Après quatre heures de train, je me retrouve dans sa bagnole. Et je ne suis plus si sûre d'avoir envie d'être là. Je ne sais pas si j'ai envie de faire ça. Avec lui. Mon corps est devenu un étranger. J'ai beau savoir faire semblant. Que j'assume. Faire croire que t'as confiance en toi. Que t'es bien dans ta peau. C'est le meilleur moyen de susciter du désir. Sauf que. Je ne le supporte plus. Je ne supporte plus sa vision. Sa sensation. Je ne supporte plus de me retrouver piégée là-dedans.
Je serais bien partie en courant, mais je te rappelle qu'il vit dans un coin paumé au milieu de nulle part. Quand on est adepte des plans foireux. J'ai juste envie de lui crier. Non, ça va pas le faire. Je n'ai pas envie que tu me touches. Je n'ai pas envie. Tu comprends. Je veux pas.

Il a le bon goût de ne pas m'approcher, tout de suite. Malgré les promesses échangées la veille. Il me propose de diner. Je n'ai pas faim. Je siffle quasiment toute la bouteille de chablis à moi toute seule.
« J'ai encore de la vodka au congél', tu veux enchainer direct ou tu préfères me dire ce qu'il ne va pas ? »

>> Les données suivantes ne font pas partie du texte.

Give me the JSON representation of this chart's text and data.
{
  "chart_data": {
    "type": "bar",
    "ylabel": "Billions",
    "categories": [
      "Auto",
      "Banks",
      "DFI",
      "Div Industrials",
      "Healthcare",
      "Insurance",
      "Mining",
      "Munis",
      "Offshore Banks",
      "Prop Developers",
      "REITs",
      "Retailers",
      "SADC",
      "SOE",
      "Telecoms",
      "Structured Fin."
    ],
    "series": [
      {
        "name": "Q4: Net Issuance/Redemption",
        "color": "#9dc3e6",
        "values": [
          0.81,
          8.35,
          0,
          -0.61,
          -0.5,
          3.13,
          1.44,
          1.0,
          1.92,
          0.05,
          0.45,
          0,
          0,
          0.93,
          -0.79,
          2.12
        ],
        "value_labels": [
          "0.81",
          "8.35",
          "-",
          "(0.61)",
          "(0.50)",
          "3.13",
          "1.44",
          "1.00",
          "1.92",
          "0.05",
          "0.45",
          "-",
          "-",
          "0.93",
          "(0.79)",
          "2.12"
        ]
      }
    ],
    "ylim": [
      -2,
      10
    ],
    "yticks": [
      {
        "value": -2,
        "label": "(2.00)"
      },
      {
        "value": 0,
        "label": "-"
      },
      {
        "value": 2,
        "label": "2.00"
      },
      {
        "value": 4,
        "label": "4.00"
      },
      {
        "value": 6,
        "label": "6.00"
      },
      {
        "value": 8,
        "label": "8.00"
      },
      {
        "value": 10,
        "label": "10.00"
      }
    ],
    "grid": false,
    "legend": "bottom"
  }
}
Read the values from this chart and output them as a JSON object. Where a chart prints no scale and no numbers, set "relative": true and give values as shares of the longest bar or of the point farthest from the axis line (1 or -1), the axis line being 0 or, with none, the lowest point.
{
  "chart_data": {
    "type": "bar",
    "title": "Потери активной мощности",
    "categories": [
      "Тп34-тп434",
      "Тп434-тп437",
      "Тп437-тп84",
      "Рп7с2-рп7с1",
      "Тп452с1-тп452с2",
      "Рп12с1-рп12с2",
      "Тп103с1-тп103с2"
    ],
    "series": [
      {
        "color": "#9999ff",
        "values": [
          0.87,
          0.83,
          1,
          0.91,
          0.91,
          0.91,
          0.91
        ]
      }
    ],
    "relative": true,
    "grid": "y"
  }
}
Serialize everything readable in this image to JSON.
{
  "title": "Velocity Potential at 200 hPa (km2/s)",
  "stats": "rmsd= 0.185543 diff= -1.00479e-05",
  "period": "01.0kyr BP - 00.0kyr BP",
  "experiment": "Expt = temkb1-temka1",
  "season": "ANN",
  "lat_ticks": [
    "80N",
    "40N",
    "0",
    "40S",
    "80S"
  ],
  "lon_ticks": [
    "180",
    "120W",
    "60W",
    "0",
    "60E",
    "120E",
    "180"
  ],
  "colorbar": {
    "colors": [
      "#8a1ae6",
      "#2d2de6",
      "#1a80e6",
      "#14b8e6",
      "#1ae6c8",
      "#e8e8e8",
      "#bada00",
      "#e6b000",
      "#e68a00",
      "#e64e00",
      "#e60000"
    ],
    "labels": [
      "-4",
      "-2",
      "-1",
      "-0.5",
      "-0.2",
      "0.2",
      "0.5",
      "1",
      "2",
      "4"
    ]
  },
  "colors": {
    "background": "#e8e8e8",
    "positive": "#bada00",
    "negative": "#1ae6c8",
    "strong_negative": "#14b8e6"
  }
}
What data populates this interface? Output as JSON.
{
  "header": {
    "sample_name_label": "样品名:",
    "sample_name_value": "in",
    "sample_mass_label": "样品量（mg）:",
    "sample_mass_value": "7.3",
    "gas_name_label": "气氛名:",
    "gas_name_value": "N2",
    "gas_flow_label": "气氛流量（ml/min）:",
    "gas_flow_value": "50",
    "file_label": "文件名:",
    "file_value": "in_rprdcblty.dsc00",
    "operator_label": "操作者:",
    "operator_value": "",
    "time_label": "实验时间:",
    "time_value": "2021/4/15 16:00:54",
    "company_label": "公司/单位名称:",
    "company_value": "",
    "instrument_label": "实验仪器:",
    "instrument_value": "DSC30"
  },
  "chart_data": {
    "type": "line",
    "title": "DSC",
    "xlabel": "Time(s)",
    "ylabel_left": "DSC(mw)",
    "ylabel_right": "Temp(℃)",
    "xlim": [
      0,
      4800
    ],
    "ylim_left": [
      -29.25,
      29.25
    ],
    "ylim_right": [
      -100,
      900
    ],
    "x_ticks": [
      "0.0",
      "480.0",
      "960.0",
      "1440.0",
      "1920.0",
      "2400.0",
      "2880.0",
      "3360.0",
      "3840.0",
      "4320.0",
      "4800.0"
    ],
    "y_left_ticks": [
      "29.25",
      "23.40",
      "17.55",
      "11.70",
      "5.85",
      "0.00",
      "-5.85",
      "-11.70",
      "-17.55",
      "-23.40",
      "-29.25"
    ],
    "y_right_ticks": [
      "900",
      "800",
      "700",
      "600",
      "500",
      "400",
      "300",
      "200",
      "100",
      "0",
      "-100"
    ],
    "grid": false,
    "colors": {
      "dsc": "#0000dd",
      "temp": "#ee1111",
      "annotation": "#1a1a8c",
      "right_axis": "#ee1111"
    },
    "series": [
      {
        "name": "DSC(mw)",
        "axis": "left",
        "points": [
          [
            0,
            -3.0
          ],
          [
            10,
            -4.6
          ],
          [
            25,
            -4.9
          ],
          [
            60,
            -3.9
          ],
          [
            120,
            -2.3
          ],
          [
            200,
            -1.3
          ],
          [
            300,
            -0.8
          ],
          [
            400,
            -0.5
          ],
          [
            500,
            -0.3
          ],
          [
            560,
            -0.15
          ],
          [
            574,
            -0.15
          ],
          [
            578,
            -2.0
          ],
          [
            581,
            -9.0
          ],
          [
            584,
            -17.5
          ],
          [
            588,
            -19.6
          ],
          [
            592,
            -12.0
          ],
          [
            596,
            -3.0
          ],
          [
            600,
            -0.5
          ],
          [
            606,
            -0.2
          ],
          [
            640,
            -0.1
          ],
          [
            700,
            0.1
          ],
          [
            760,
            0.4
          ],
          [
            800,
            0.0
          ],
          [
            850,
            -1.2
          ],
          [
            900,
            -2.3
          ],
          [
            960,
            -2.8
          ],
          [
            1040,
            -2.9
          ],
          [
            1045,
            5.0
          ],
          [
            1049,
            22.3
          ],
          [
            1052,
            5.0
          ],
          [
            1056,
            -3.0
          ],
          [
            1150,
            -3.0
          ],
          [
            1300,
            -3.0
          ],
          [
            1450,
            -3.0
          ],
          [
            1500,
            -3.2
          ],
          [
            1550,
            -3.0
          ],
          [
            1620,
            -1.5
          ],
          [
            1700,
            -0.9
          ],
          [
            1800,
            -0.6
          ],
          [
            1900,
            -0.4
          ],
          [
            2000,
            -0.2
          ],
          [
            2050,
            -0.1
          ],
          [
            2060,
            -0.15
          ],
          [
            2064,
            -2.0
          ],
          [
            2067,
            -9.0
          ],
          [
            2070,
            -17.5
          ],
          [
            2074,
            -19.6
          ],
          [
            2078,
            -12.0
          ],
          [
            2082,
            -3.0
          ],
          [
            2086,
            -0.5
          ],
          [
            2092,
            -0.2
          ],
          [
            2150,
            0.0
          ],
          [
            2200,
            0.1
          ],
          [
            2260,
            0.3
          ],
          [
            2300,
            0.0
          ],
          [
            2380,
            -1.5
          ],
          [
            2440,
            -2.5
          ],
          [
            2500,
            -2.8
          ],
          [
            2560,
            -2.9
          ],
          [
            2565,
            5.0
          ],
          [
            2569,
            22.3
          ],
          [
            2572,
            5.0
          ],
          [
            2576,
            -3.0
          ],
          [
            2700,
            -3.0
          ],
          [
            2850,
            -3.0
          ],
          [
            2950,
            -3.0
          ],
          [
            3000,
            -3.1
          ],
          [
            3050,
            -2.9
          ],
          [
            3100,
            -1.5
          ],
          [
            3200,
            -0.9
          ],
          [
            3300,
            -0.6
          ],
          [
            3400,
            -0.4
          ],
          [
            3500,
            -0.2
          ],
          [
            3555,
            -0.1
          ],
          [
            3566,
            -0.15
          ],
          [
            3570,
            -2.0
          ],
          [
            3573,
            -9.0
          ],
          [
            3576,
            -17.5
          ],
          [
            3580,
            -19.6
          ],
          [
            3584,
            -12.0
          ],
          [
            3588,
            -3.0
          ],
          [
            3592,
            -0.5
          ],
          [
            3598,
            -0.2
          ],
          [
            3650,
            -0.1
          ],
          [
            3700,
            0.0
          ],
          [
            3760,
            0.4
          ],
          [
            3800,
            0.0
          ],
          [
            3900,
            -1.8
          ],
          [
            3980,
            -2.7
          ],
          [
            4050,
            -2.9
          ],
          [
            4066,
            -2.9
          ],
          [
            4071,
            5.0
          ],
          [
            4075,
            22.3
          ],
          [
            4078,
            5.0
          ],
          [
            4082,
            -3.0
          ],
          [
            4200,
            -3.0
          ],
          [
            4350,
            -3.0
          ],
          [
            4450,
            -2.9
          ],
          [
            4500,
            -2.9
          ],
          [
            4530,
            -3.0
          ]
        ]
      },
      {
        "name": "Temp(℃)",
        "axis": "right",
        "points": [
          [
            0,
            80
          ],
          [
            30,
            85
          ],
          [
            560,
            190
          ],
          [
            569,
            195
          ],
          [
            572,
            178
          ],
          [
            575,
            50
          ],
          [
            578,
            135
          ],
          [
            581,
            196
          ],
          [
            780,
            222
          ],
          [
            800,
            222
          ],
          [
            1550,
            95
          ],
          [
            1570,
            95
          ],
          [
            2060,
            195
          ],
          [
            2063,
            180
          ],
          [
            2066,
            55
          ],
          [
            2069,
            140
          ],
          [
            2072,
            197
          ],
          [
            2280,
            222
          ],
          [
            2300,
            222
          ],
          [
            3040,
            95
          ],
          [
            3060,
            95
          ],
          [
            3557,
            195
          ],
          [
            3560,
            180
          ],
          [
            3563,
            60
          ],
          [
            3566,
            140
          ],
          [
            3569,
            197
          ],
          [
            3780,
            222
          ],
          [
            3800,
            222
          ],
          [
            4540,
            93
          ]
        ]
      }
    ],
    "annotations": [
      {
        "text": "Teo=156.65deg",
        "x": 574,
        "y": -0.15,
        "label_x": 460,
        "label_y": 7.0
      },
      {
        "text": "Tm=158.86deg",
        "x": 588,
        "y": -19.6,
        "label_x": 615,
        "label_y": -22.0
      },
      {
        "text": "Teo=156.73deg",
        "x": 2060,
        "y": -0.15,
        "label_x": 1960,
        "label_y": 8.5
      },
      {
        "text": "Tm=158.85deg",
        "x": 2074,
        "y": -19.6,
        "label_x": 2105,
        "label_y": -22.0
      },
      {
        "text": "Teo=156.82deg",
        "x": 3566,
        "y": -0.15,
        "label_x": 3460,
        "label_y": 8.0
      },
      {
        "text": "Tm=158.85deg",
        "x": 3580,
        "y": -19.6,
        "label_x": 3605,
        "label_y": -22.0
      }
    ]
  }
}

C'est précisément pour cette raison que Cuillère m'intrigue. Il ne rentre pas dans mon jeu. Évidemment, je nie. Qu'est-ce que tu racontes ? Tout va bien. Tout va toujours bien. J'avais juste un peu soif. Avec cette chaleur, tu penses bien. Mais qu'est-ce que je dis, moi ? C'est limite si je sors mes après-ski. Ouais, non, faut pas déconner. J'ai pas d'après-ski. Ta gueule, Zizanie. Tu t'enfonces. Épingle ton plus beau sourire et ferme-la.
Il me répond qu'il n'a pas envie de me mettre mal à l'aise. Mais qu'il sent qu'il y a quelque chose qui a changé. Tu m'étonnes. Y'a juste que. Je n'y arrive plus. Faire semblant de m'aimer, d'assumer mes rondeurs. Moi, je ne vois que de la graisse. Regarde, je ne vois même plus mes os. Je n'ai vraiment aucune volonté. J'ingurgite des tonnes et des tonnes de bouffe. Que je ne suis même plus capable de purger. J'ai beau m'écorcher la gorge avec mes ongles. Mon estomac garde tout. Quitte à me laisser me plier de douleur. Mais de tout ça, tu ne sauras rien.
Alors ça ne sert à rien de me dire.
« Tu te rends pas compte à quel point tu es jolie, Zizanie. »
Mon corps. Je te parle de mon corps. En réalité, je ne t'en parle pas. Mais mon corps, je ne l'aime pas. C'est juste une planque. Pour plus qu'on me trouve jolie, justement. Pour qu'on n'ait plus envie de m'approcher. Pour qu'on n'ait plus envie de me toucher. Je me cache derrière toute cette graisse. Parce que je sais que là, nombre de. Ne viendront pas me chercher. Je n'ai pas envie de séduire. Je veux qu'on me foute la paix. La réalité ne me convient pas. Je n'y prends pas mon pied. Laisse-moi donc vivre en pleine fiction. Si ça me rend un peu moins malheureuse, qu'est-ce que ça peut te foutre ?

J'ai juste répondu que. Le stress. A cause de la fac, tout ça. Le changement de rythme. Tu sais bien. Je stresse pour pas grand chose. Alors j'ai juste un peu de mal à me détendre. Tout va bien. Tout va toujours bien.